Major Storms Contradict Global Warming Panic

Despite predictions that snow could become a thing of the past, the first five years of the 2010s have seen more “major impact storms” than the previous decade. This decade has also beat out the 1960s in terms of major storms, according to a seasoned meteorologist.

“We will have had 14 major impact storms this decade… beating out the 10 in the 1960s and 2000s,” Joseph D’Aleo, a certified consulting meteorologist at Weatherbell Analytics, told the climate news site Climate Depot.

“Assuming this storm gets ranked by NOAA as one of the high impact (population affected by snowstorm) snowstorms (likely since the November storm was), we will have had 14 major impact storms this decade (only half over) beating out the 10 in the 1960s and 2000s,” D’Aleo said.
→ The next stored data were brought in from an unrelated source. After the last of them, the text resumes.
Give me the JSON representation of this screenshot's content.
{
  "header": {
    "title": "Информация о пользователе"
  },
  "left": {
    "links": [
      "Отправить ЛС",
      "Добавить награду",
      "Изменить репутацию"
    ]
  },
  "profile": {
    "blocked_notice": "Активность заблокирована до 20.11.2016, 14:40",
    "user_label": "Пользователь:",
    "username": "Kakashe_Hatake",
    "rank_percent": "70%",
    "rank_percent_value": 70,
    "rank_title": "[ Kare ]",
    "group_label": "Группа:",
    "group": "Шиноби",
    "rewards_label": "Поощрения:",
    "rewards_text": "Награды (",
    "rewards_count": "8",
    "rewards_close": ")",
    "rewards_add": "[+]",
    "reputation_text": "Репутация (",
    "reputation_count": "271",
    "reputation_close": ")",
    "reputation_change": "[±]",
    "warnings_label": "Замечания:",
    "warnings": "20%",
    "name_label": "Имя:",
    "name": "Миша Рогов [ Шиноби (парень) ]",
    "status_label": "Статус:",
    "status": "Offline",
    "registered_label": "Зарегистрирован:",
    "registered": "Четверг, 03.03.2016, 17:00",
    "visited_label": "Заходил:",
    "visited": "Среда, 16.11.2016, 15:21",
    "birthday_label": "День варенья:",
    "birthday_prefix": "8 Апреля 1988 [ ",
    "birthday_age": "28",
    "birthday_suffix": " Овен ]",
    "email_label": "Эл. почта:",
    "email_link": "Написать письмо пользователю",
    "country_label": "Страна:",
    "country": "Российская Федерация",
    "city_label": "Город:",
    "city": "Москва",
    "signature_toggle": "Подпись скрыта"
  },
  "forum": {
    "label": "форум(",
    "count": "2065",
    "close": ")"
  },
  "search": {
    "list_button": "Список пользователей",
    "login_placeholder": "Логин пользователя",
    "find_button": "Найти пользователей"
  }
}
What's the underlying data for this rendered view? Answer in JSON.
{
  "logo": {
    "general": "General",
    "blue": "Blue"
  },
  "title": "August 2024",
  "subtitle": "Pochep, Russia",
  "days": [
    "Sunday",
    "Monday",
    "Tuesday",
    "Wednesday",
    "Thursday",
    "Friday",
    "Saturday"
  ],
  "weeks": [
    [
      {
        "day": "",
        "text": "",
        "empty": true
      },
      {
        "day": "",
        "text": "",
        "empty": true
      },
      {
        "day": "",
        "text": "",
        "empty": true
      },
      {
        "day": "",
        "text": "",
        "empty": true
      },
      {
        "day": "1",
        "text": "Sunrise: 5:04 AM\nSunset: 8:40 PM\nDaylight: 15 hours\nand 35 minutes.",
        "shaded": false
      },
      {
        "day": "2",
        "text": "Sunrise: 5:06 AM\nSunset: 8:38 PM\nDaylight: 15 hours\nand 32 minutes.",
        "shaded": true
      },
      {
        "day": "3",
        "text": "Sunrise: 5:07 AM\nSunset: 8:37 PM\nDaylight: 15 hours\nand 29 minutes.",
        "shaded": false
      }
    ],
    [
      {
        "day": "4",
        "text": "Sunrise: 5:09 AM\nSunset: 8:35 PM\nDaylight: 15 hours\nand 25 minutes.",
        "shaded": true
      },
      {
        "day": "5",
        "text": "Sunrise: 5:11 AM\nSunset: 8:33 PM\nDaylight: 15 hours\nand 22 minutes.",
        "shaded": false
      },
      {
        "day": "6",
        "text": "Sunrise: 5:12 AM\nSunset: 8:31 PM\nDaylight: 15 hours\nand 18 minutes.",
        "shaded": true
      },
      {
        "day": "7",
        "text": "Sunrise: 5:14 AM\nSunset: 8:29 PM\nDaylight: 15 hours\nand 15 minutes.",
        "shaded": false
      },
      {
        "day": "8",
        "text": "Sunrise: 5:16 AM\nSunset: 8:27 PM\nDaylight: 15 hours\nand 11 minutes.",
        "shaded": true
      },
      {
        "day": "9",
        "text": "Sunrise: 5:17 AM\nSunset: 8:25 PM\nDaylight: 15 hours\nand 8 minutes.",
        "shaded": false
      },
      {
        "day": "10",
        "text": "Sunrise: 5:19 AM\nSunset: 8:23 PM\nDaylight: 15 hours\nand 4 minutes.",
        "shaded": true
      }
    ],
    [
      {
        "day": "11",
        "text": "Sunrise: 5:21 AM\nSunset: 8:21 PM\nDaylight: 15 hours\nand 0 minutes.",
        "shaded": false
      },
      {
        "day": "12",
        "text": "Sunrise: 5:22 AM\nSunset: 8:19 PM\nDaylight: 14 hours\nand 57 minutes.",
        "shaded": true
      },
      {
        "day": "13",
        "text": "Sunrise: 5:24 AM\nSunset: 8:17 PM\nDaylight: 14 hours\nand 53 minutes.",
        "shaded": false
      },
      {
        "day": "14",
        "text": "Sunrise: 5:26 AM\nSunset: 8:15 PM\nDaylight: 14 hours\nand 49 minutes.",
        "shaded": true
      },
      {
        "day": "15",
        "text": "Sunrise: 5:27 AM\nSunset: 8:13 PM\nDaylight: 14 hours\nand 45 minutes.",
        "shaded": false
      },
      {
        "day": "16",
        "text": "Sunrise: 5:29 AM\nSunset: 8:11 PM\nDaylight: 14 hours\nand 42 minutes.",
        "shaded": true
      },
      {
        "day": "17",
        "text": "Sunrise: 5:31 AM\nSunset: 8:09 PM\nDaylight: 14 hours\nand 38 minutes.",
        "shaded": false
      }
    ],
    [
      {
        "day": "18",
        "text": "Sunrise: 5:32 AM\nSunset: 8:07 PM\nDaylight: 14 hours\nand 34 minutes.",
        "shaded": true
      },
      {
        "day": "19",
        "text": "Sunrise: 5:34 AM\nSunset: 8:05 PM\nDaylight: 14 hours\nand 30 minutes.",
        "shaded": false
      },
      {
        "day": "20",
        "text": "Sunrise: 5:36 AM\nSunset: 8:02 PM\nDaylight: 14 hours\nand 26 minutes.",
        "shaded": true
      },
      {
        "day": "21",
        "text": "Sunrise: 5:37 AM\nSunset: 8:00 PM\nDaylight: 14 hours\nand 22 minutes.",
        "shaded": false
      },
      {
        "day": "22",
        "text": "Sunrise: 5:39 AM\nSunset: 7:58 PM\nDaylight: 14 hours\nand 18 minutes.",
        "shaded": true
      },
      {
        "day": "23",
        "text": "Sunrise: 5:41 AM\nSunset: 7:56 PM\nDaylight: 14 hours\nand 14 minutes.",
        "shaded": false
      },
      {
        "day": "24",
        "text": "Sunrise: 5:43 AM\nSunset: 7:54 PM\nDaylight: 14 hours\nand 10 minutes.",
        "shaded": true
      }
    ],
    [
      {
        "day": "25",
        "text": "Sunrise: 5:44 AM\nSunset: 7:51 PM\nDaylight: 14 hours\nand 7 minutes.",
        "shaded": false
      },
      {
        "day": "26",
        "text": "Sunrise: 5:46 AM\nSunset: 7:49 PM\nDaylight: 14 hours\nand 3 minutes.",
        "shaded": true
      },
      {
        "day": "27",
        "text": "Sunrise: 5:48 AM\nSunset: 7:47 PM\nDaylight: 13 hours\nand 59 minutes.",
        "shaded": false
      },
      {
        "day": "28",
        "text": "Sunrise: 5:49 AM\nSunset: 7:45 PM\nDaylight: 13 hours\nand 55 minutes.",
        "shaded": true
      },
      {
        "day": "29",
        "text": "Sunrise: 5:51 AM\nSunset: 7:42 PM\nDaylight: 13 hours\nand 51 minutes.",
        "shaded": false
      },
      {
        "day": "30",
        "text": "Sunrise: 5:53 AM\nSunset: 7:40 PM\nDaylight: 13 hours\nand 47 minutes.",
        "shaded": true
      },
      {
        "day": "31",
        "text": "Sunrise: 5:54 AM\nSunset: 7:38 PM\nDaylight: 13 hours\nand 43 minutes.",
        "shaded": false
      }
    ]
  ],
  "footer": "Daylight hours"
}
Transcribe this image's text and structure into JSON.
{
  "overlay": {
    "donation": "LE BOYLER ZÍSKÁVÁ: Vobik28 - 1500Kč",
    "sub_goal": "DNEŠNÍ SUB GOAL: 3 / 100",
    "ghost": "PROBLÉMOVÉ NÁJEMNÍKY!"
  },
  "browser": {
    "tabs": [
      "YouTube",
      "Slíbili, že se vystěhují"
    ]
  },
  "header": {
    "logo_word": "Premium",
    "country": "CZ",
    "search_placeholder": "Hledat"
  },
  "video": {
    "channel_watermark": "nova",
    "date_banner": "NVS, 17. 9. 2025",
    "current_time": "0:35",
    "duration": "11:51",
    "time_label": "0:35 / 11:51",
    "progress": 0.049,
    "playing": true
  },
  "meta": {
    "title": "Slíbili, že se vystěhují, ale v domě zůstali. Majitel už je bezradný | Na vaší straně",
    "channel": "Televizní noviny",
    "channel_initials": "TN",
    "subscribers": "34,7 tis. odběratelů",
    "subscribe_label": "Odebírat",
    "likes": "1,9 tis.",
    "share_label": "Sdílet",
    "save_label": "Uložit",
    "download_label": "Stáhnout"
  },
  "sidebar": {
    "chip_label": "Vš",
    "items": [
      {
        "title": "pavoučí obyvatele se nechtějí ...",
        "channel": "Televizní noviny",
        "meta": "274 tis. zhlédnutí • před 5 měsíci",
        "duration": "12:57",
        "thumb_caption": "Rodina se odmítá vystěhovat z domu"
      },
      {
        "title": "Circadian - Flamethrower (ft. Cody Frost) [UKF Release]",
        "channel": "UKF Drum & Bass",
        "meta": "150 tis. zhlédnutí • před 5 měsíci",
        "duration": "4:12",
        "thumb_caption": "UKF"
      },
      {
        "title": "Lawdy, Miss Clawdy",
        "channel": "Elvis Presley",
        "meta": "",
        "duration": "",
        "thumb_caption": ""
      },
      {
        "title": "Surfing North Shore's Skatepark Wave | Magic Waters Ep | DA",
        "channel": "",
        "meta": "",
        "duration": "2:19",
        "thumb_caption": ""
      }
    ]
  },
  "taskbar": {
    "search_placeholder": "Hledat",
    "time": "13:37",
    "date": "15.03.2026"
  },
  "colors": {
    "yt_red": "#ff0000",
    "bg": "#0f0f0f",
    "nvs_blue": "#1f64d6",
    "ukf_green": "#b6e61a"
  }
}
The U.S. East Coast is being hit by a major snowstorm that has brought up to three feet of snow and already resulted in thousands of flights being cancelled. Some 13 counties in New York and New York City have stopped all public transportation. Connecticut and Massachusetts have also put travel plans in place as residents are pummeled by snow.

“Watch for widespread sub-zero cold next week if the European models are right (all the way to North Carolina and including DC area),” D’Aleo added.

Some environmentalists have already tried to blame the current storm on global warming, saying higher temperatures are creating more extreme storms. Environmentalist Bill McKibben tweeted that five of the 10 worst storms in New York City happened in the last five years.

New York Democratic Gov. Andrew Cuomo also chimed into the debate, saying the blizzard was “part of the changing climate.”

Cuomo said Monday “there is a pattern of extreme weather that we’ve never seen before,” adding that “anyone who says there’s not a dramatic change in weather patterns is probably denying reality.”

But is East Coast weather becoming more extreme because of global warming? University of Colorado climate scientist Dr. Roger Pielke Jr. says it’s not so. On Tuesday, Pielke took to twitter to vent his frustrations at claims that global warming was making the weather worse.

“So those who argue for a simple relationship between increasing water content of the atmosphere and storm strength, data do not support such a claim over this multi-decadal period, in this region,”Pielke wrote on his blog.

Interestingly enough, the United Nations Intergovernmental Panel on Climate Change predicted in 2001 that global warming would cause milder winters with less snow. The IPCC argued that there would be “[m]ilder winter temperatures will decrease heavy snowstorms.”

Several scientists in the last 15 years have predicted the end of snow as we know it. In 2000, U.K. scientists said snowfall would become “just a thing of the past.”

“Children just aren’t going to know what snow is,” Dr. David Viner, a scientist with the climatic research unit at the University of East Anglia, told the UK Independent in 2000.